Since initial analysis occurs in massive parallelism across a single layer or a few tightly linked layers, the analysis is complete within a few milliseconds of the reception of a stimulus pattern. The pattern of activation created in area 17 at the extreme posterior of the brain will thus be distributed very quickly.
This distributed pattern of activation may be compared to a mosaic similar to bit-mapped representations common to computerized image analysis or pixels on a television screen. The resulting conceptual mosaic generated in other parts of the brain, however, is more like a multi-dimensional map of associated concepts and features in the image. An image of an object may be synthesized by combining splotches of color, discerned shapes, and lines into a composite mosaic.
Mesgarani and Chang have found that similar brain processes apply to perceived sounds of speech. Electrodes placed on the surface of the brain let researchers see precisely how neurons or clusters of neurons, responded as each bit of sound passed through. They observed some cells were responding specifically to plosives, like the initial puh-sounds in Peter Piper Picked a Peck of Pickled Peppers, while other cells were responding to specific vowel sounds. Chang says: “We were shocked to see the kind of selectivity. Those sets of neurons were highly responsive to particular speech sounds.” he went on to explain that “these sounds are what linguists call phonemic features, the most basic components of speech. There are about a dozen of these features. And they can be combined to make phonemes, the sounds that allow us to tell the difference between words like dad and words like bad.” (From NPR story and Journal of Nature)
As the pattern of activation spreads forward in the brain, a representation of objects in the scene is synthesized by a pattern of activation in the neurons of areas 18 and 19 – the association areas of the visual cortex. The process is called binding. Activations in the association area directly follow activations in the primary visual cortex and resolve within 20 to 40 milliseconds of the initial stimulus.
The patterns can be channeled through filters to find important objects or parts of objects in the scene. These patterns can then activate a chain reaction of recognition. Obviously, recognition is dependent on the link structure that has formed in the brain throughout the individual’s learning cycle.

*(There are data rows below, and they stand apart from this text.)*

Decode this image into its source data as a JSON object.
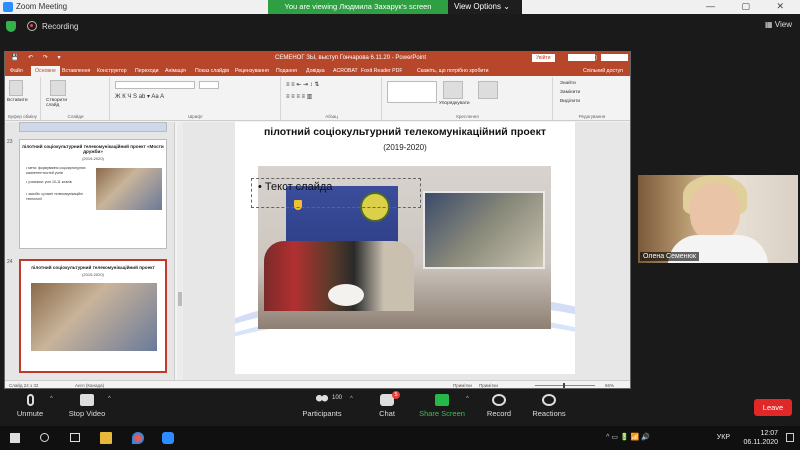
{
  "window": {
    "title": "Zoom Meeting",
    "controls": "— ▢ ✕"
  },
  "banner": {
    "viewing": "You are viewing Людмила Захарук's screen",
    "view_options": "View Options ⌄"
  },
  "status_row": {
    "recording": "Recording",
    "view": "View"
  },
  "ppt": {
    "doc_title": "СЕМЕНОГ ЗЫ, выступ Гончарова 6.11.20 - PowerPoint",
    "sign_in": "Увійти",
    "qa": "💾 ↶ ↷ ▾",
    "win_ctrls": "— ▢ ✕",
    "tabs": [
      "Файл",
      "Основне",
      "Вставлення",
      "Конструктор",
      "Переходи",
      "Анімація",
      "Показ слайдів",
      "Рецензування",
      "Подання",
      "Довідка",
      "ACROBAT",
      "Foxit Reader PDF",
      "Скажіть, що потрібно зробити",
      "Спільний доступ"
    ],
    "ribbon_groups": [
      "Буфер обміну",
      "Слайди",
      "Шрифт",
      "Абзац",
      "Креслення",
      "Редагування"
    ],
    "ribbon_labels": {
      "paste": "Вставити",
      "new_slide": "Створити слайд",
      "arrange": "Упорядкувати",
      "find": "Знайти",
      "replace": "Замінити",
      "select": "Виділити"
    },
    "thumbs": [
      {
        "num": "23",
        "title": "пілотний соціокультурний телекомунікаційний проект «Мости дружби»",
        "years": "(2019-2020)",
        "bullets": [
          "• мета: формування соціокультурних компетентностей учнів",
          "• учасники: учні 10-11 класів",
          "• засоби: сучасні телекомунікаційні технології"
        ]
      },
      {
        "num": "24",
        "title": "пілотний соціокультурний телекомунікаційний проект",
        "years": "(2019-2020)"
      }
    ],
    "slide": {
      "title": "пілотний соціокультурний телекомунікаційний проект",
      "years": "(2019-2020)",
      "placeholder": "• Текст слайда"
    },
    "status": {
      "slide_no": "Слайд 24 з 32",
      "lang": "Англ (Канада)",
      "notes": "Примітки",
      "comments": "Примітки",
      "zoom": "66%"
    }
  },
  "participant": {
    "name": "Олена Семенюк"
  },
  "toolbar": {
    "unmute": "Unmute",
    "stop_video": "Stop Video",
    "participants": "Participants",
    "participants_count": "100",
    "chat": "Chat",
    "chat_badge": "5",
    "share": "Share Screen",
    "record": "Record",
    "reactions": "Reactions",
    "leave": "Leave"
  },
  "taskbar": {
    "lang": "УКР",
    "time": "12:07",
    "date": "06.11.2020"
  }
}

The process of object extraction will be driven by more complex cognitive processes than feature extraction because object extraction implies some level of recognition. Recognition may require integration of information in two or more of the perceptual areas, such as visual and olfactory or audio and tactile information that can provide a multi-dimensional interpretation of objects. Recognition is discussed in more detail in my posts on perception and cognition.
The visual cortex has 3 layers: 19, 18 & 17. The binding process for images occurs in areas 18 and 19, probably resulting in immediate recognition of familiar images. Complex image recognition and interpretation take place in the frontal lobe and other parts of the cerebrum. Binding with other sensory and conceptual patterns, then, occurs in integrating components of the brain.

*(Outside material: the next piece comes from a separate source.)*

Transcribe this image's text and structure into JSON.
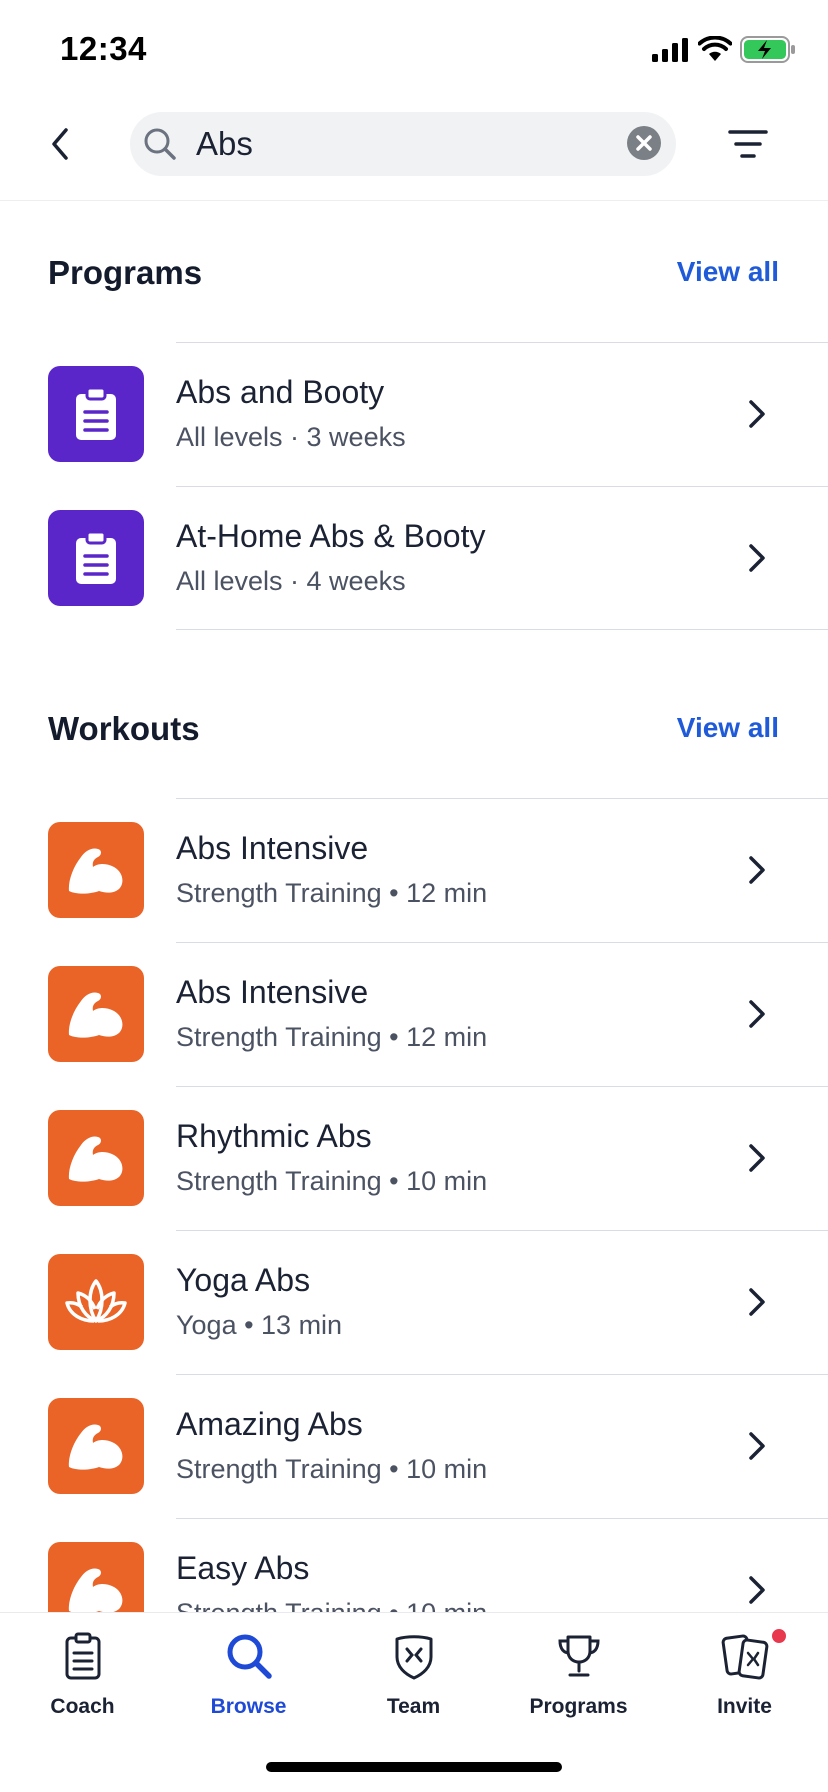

Can computers and devices like smart phones integrate inputs from multiple, heterogeneous components? Yes. But most artificial intelligence approaches have been based on a single, homogeneous strategy such as backward-chaining inference, case-based reasoning, neural networks or expert systems. As we approach the age of knowledge, really smart systems will need to integrate multiple specialized components to deliver the capabilities and outcomes that will be required once we graduate from the information age.Furthermore, the system that accurately interprets and understands your intent, based on the things you say, will need multiple, heterogeneous components bound together by context.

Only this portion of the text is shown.